I have come to a better appreciation of this film now that we’re in the era of blockbuster comic book based films from Marvel and DC. This film is at its heart a comic book film, but with a very adult perspective. The characters don’t wear colorful suits (though Samuel L. Jackson’s character does get to have clothes accented with his favorite color purple). The characters aren’t out to destroy the world, nor is the world in danger of ending. The characters have family, jobs and seemingly normal lives. It is a refreshing take on the comic book genre before the comic book genre exploded into big explosions, world-ending catastrophes and men-in-tights.

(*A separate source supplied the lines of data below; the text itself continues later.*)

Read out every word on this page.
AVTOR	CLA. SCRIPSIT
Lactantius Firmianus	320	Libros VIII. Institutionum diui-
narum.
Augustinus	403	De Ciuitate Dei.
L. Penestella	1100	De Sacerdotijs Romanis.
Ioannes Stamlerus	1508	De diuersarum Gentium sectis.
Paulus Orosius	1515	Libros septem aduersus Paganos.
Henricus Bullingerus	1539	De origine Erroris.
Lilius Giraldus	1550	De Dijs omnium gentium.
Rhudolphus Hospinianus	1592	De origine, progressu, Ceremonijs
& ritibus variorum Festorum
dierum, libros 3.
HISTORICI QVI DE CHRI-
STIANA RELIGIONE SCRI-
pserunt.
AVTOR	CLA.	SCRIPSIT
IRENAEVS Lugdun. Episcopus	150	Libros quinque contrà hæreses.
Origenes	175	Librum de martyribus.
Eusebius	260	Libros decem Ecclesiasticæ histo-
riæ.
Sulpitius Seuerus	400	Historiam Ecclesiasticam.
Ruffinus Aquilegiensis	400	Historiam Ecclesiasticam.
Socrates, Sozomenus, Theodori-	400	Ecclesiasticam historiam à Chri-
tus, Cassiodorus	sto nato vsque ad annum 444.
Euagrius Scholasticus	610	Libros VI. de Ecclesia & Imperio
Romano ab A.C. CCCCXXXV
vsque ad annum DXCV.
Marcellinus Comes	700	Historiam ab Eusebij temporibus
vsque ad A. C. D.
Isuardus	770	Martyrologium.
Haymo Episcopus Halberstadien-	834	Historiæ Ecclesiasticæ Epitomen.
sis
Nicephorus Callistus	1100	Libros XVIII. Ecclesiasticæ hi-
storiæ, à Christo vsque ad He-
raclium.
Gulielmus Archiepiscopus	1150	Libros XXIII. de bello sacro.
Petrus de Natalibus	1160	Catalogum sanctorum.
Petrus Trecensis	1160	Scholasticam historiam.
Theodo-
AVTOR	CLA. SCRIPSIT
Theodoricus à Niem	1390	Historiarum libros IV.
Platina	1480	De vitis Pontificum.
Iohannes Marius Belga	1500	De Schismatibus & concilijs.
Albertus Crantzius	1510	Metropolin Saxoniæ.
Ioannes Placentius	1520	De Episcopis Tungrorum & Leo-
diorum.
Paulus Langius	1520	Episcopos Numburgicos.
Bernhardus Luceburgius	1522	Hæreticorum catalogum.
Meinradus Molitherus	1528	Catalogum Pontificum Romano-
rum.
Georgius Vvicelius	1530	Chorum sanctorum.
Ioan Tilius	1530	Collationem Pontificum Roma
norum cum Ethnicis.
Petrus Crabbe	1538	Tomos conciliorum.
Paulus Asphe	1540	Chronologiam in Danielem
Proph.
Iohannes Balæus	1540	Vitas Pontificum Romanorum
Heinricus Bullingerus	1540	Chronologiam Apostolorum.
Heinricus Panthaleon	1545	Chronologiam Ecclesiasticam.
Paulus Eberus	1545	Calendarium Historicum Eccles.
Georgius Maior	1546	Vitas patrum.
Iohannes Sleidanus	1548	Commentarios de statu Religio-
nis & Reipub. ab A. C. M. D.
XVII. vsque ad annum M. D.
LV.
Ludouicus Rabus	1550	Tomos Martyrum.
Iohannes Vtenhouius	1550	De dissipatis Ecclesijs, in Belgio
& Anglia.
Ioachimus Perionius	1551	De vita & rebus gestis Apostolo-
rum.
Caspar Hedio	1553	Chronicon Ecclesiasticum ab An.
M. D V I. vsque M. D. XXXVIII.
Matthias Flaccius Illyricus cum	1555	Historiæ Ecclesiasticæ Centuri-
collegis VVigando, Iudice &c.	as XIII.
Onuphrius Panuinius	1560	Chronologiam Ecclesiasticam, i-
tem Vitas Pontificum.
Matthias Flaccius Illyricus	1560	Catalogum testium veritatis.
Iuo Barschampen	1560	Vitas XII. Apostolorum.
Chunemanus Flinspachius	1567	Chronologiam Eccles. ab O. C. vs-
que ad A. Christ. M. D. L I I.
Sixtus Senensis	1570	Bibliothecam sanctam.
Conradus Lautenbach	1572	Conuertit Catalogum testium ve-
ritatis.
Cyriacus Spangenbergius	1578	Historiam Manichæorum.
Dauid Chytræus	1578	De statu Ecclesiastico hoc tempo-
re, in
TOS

Shyamalan’s decidedly slow pace of the film is one of the drawbacks of the film. The pacing just did not work for me. No, I am not looking for slick action set pieces as I understand this is a drama that draws from comic book sensibilities. But, the pacing could have been much better. The film runs under two hours long, but feels quite a bit longer than that. There are scenes that could have been tightened up to make the movie move along at a better pace – the opening train scene is a good example.

I haven’t seen a Shyamalan film since his 2008 film The Happening, I have forgotten a lot of his quirks. The one quirk that I was reminded of and reminded of how much I disliked it was his need to put himself into the film – not just as a cameo but in a speaking part that requires actual acting chops. He doesn’t have acting chops and when I saw him in the film, it really pulled me out of what was a semi-engrossing film.

The cinematography in the film is well thought out and there are places where I was impressed with the way it was done. Scenes from the early life of Elijah all used mirrors. I am not sure why Shyamalan used mirrors, but I figured that it was for two reasons. First to reinforce the Glass name for Elijah. And second to give weight to the ending where Elijah is a mirror image of David, only on the opposite end.

Do I love the film? Not really. Do I appreciate it? Yes, most definitely. It is a film worth watching multiple times to catch what is truly happening.

Watched at home on a DVD borrowed from the San Jose Public Library.